A few interesting time slip accounts were uploaded to Quora recently. Not sure if they've already appeared in this thread. This one has all the classic hallmarks:
"When I was about thirteen I spent my summer holiday, as usual, in the English countryside and used to cycle from the village where I was staying to the local town. We usually did this journey by car and I was amazed at how much more detail I noticed from a bicycle. This particular day I spotted a small village or hamlet in the trees to one side of the road together with a small church or chapel. I thought this was quite wonderful - I'd never noticed this small group of dwellings before and thought cycling through on my way back from town to have a shufti. As I cycled back later the houses were still clearly visible through the trees but due to the lateness of the day I pushed on home. A day or so later I passed along the road with my mother in our car and tried to show her the village I'd discovered, but there was no sign of it. I cycled back and looked again and again on several days but to my confusion could find no trace of either a village, or of any group of buildings or farm that I might have mistaken for a small village. Even a recent Ordnance Survey map didn't show any building or buildings that could explain what I'd seen. In the end I just assumed I had been mistaken and had somehow misremembered what had happened.
About twenty years later I was in the local pub about three miles up the road from where this happened, and I came across a Victorian Ordnance survey map of the area and was looking at it when I saw a ruined village and church marked where I had seen the houses about twenty years before. The site of the village was no longer shown on the more modern map, but this older map showed quite clearly the site of a small village and church. Could this have somehow explained what I saw? I wonder what would have happened if I'd actually visited the village instead of cycling past.
I've made my answer anonymous as everyone I've ever told the story to, either laughed in my face and thought I was a liar or started trying to convert me to crystals and other weirdnesses. But this actually happened, it is true. I really saw the village, it really disappeared, and about twenty years later I came across a map showing a village where I had seen this one. I don't have an explanation. I just wish I had tried to cycle up to the houses to have a closer look."
All the hallmarks of a classic timeslip story. Though I approach with caution.
Much as though I want to believe, in examples like this the lack of a place name can stand out as a bit of a red flag. I don't know if you have any way of contacting the original poster, but even getting some kind of broad idea of where this road and village are could help verify if there was at least something tangible in their story.
It is, of course, perfectly possible to get your locations mixed up. To confuse one road for another. We all do that from time to time. For example I work 'out in the sticks' between Leamington Spa and the small town of Southam, in Warwickshire.
For a short while a few years back my route to work, leaving Leamington onto a rural road which crosses The Fosse Way, became heavily diverted for a week or two around one of the local villages. It happened because a pub I passed daily on may way to and from work, with a proper period thatched roof, caught fire one day. And the resulting damage closed the road entirely for a while...

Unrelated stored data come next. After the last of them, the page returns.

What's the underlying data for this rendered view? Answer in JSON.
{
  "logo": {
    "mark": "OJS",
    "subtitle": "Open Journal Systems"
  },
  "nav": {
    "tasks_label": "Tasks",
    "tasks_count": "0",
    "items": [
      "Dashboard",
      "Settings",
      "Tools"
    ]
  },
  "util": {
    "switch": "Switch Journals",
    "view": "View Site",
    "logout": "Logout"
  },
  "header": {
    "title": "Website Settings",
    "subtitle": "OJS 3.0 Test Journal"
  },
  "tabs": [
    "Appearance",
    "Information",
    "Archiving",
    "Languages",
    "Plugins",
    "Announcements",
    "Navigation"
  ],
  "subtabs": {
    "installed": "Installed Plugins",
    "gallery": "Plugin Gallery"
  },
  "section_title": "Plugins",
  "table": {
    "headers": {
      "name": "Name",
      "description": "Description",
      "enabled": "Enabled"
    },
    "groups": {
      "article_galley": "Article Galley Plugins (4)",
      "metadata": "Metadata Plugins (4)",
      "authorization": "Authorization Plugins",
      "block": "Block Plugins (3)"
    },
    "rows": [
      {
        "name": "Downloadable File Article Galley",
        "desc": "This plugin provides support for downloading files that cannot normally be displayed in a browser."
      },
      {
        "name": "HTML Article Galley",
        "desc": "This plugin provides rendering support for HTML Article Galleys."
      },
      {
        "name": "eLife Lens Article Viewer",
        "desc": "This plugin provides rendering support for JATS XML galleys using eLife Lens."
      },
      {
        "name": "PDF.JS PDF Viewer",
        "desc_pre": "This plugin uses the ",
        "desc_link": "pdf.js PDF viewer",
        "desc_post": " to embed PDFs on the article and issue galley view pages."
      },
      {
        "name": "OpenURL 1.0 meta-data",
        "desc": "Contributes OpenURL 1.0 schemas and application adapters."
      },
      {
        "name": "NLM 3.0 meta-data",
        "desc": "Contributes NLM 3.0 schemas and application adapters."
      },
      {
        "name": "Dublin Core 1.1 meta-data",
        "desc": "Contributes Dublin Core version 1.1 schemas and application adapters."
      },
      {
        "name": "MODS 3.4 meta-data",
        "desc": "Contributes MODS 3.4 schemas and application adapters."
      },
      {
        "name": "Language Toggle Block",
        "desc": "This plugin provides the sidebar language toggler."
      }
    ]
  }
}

During those couple of weeks I had to follow diversion signs leading me even further out into the countryside, swinging around the village of Offchurch, and back to civilisation. As part of that diversion I found myself driving around the back of big old manor house which I had never seen before.
And this place was huge. Driving past it in the early evenings I could glance and see into these big bay windows, seeing nothing but darkness beyond them at that time of night. It was kind of eerie, among the silhouettes of empty autumnal trees.
But here's the thing, after the main road reopened and the diversion ended, I never went out that way again. And much as though I've taken alternate routes back and forth from work for a number of other reasons in the past decade not a single one of those other routes has taken me back past that manor house. And for a good few years I'd spook Mrs Ident out by talking about this vanishing manor house I'd found. Jokingly. But still.
I know what it is now, btw. It's called
Offchurch Bury, and while it's a very old building it's a polo club these days. Nothing spooky about it. Well, it looks a little eerie from a distance, but it is a REAL surviving structure. I'm just damned if I know why the diversion took me that far north, as it would certainly not have been the most direct route back into Leamington, and certainly a little more difficult to find by intention whilst driving back home.
So, yes. We can get confused over the roads which we take. I'm not saying there's nothing in that original poster's experience though, blessmycottonsocks. It would be great if we could find out *where* they were talking about, as it would give us something to work with. To find maps and and explore the plausibility of their experience. And of there being a vanishing reappearing village.
I think that if they had been posting here, they might have given that. But on Quora they might yet feel a little to open to possible ridicule and negative response.